Federal Treasurer Josh Frydenberg has sent the strongest signal yet that lending rules may be tightened in Australia, giving an interview to the AFR that suggested that he will recommend that APRA takes measures to constrain risky lending.
While Australia’s housing boom continues, the level of household indebtedness has also risen and presents a clear danger to that explosion in growth.
The RBA, which is set to announce a cash rate decision next Tuesday, has said that it will not raise the basic cost of money until 2024. The government can pull some other levers, such as the term funding changes that came in at the start of July, and the next logical step to control lending is via APRA.
The news comes days after Matt Comyn, CEO of CBA, spoke at a Parliamentary hearing about how his bank was taking steps to self-regulation, which it did back in June by raising the rate against which potential borrowers are assessed.
“I think it’s the right decision for the Treasurer to have taken, though not necessarily and easy one,” said Saul Eslake, one of Australia’s leading economists. “Some of his colleagues, I suspect, would have been against it, but I think he’s on the right track.”

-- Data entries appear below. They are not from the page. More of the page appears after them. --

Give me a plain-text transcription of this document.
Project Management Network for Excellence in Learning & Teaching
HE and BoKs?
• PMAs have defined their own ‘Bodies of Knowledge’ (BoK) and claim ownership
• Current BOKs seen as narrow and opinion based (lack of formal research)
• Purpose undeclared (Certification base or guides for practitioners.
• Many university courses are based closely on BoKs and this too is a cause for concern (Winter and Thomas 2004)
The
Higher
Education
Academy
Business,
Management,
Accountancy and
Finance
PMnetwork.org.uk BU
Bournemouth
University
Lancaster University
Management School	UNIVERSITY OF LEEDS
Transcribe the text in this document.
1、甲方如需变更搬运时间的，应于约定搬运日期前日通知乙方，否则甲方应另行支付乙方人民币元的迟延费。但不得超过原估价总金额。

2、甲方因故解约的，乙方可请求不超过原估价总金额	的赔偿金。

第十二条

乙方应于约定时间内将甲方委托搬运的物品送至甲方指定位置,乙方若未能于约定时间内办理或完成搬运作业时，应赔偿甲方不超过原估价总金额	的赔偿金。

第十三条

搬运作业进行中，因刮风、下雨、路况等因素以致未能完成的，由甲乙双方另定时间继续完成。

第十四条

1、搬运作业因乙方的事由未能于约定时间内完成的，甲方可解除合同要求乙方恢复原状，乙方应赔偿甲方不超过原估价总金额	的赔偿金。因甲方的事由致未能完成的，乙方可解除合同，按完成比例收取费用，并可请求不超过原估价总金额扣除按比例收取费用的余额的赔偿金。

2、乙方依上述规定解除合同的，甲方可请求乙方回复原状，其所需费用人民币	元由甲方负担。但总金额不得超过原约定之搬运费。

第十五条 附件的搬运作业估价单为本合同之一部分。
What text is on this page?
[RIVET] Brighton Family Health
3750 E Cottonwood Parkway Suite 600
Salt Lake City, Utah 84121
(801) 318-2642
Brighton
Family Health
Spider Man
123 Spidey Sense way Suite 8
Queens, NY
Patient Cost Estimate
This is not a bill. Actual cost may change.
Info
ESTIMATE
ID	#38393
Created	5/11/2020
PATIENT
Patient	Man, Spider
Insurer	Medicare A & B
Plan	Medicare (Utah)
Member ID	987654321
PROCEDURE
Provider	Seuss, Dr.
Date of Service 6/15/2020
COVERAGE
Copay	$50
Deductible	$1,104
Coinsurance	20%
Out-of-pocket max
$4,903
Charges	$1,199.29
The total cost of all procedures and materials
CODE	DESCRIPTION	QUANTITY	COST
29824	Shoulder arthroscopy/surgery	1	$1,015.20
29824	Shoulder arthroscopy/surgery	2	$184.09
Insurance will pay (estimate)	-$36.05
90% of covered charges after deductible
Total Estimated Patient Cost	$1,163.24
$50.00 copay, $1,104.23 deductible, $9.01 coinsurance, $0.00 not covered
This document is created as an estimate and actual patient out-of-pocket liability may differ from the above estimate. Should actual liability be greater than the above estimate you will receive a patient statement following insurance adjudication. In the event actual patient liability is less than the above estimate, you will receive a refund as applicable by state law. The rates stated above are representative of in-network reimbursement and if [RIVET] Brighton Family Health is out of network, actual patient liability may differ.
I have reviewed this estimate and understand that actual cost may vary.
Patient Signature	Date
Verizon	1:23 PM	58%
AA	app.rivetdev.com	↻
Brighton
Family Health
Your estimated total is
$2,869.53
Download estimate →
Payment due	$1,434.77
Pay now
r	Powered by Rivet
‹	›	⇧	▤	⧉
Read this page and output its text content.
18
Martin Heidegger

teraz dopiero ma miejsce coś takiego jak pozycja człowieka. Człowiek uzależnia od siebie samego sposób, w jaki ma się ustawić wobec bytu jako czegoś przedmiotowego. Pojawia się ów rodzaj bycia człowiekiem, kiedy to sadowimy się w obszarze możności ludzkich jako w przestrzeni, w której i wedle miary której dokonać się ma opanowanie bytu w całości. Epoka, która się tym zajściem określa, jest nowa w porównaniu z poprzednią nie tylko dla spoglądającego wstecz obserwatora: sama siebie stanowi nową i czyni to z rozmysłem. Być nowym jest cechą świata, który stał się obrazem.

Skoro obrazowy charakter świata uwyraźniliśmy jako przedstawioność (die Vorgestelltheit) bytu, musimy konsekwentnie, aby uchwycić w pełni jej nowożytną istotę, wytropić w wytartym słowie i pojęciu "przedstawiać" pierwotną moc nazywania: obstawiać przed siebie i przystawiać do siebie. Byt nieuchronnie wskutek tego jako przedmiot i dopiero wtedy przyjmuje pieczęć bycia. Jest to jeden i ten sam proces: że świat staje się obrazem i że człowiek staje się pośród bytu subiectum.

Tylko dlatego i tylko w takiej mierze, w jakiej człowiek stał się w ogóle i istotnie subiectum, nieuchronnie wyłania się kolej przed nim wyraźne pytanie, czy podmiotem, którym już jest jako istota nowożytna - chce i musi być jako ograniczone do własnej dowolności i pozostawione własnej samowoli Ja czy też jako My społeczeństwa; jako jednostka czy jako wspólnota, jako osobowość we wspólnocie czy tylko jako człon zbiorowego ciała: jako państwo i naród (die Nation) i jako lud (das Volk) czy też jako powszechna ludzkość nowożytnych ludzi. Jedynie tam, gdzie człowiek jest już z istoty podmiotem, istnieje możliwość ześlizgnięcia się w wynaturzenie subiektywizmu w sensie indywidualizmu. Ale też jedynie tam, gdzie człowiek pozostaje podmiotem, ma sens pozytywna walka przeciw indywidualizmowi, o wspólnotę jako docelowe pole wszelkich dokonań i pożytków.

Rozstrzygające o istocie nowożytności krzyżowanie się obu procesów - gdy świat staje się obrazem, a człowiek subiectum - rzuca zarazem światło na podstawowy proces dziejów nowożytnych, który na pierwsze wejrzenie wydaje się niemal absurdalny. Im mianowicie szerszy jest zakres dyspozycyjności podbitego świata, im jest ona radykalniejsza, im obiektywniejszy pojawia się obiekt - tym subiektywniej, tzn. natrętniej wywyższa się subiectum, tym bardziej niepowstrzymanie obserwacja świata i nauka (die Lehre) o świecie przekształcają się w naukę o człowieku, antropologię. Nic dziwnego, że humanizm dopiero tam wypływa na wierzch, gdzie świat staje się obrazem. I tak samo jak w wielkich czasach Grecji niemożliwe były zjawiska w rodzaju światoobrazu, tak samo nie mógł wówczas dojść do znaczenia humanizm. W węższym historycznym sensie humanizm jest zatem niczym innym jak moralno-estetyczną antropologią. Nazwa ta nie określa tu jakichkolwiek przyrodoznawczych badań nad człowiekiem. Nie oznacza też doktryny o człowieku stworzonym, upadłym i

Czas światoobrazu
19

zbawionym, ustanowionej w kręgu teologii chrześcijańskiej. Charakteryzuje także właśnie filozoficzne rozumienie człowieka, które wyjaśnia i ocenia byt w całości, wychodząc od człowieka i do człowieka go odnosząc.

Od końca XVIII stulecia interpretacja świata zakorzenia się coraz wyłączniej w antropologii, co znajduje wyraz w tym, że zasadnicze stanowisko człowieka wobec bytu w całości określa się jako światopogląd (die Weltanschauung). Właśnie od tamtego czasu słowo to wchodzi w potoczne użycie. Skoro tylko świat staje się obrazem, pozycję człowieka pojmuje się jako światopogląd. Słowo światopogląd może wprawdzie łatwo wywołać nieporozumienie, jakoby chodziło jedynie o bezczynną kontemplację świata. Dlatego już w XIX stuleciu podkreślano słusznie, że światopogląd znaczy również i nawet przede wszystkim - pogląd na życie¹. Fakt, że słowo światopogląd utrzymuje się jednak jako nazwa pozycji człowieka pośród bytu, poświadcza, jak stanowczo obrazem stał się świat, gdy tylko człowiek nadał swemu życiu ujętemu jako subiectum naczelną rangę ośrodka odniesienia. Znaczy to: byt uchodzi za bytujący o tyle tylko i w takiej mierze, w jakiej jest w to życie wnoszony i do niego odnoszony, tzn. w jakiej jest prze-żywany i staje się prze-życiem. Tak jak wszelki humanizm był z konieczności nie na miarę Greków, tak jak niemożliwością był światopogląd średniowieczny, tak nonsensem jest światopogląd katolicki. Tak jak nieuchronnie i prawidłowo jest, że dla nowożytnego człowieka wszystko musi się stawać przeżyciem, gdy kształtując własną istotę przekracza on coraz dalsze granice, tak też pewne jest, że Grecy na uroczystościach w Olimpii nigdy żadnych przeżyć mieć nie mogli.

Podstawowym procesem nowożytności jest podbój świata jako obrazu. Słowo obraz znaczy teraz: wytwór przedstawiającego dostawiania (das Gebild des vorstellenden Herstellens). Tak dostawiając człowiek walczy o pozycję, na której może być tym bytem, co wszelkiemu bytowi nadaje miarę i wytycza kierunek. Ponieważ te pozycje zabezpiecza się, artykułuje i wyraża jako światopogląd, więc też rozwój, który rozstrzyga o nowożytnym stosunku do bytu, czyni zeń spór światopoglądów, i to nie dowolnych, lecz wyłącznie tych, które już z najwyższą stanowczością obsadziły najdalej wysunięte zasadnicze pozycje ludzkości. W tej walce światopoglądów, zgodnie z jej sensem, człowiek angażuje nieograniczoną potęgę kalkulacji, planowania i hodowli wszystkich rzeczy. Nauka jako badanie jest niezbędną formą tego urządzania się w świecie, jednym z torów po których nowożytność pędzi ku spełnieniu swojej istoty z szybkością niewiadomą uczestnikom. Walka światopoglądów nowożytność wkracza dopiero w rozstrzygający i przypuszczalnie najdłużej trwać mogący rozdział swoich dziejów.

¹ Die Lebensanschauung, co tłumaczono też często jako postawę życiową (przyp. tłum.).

“The Bank for International Settlements, which is the central banker’s central bank based in Basel – publishes the only available consistent data on the levels of debt around the world.”
“Their most recent figures came out last week, and are for March this year: they show that Australian household debt is equal to 123.4% of our GDP, the highest of any country except Switzerland.”
“That sounds scary, but as is always the case with debt, what matters is not so much the level as the ability to service it. As interest rates are so low, that level of debt is arguably less scary than times in the past when we’ve had less debt but higher interest rates.”
“It is absolutely correct that the RBA reduction in interest rates has contributed to the increases in house prices and household debt for the last 18 months - and I think that’s undeniable – that does not been that they were wrong to do it or that they should now be raising rates.”
“The RBA is right to say that they well keep rates at present lows until inflation is back in the target band, and they shouldn’t raise rates to dampen housing price inflation. Rather, there are other tools that can be used.”
Frydenberg’s actions reflected the wider global outlook that is being pushed by global institutions to keep lending in check.
“Both the OECD two weeks ago and the IMF last Friday explicitly recommended macroprudential controls on risky mortgage lending should be tightened,” said Eslake. “In Australia, it isn’t up to the Reserve Bank to do that. We have handed prudential supervision of lenders to a separate authority, APRA.”
“The New Zealanders never did that, and significantly, last week, the Reserve Bank of New Zealand tightened its provisions on new mortgages that can be written at an LVR of above 80%. The Taiwanese central bank did much the same last week too, and Singapore and Hong Kong have done this.”
“The OECD noted two weeks ago that Australia was one of the few advanced economies that didn’t have any kind of limit on high-risk lending. The New Zealanders have foreshadowed the introduction of controls on high debt-to-income ration lending as well. My view is that we should do either or both of those as well.”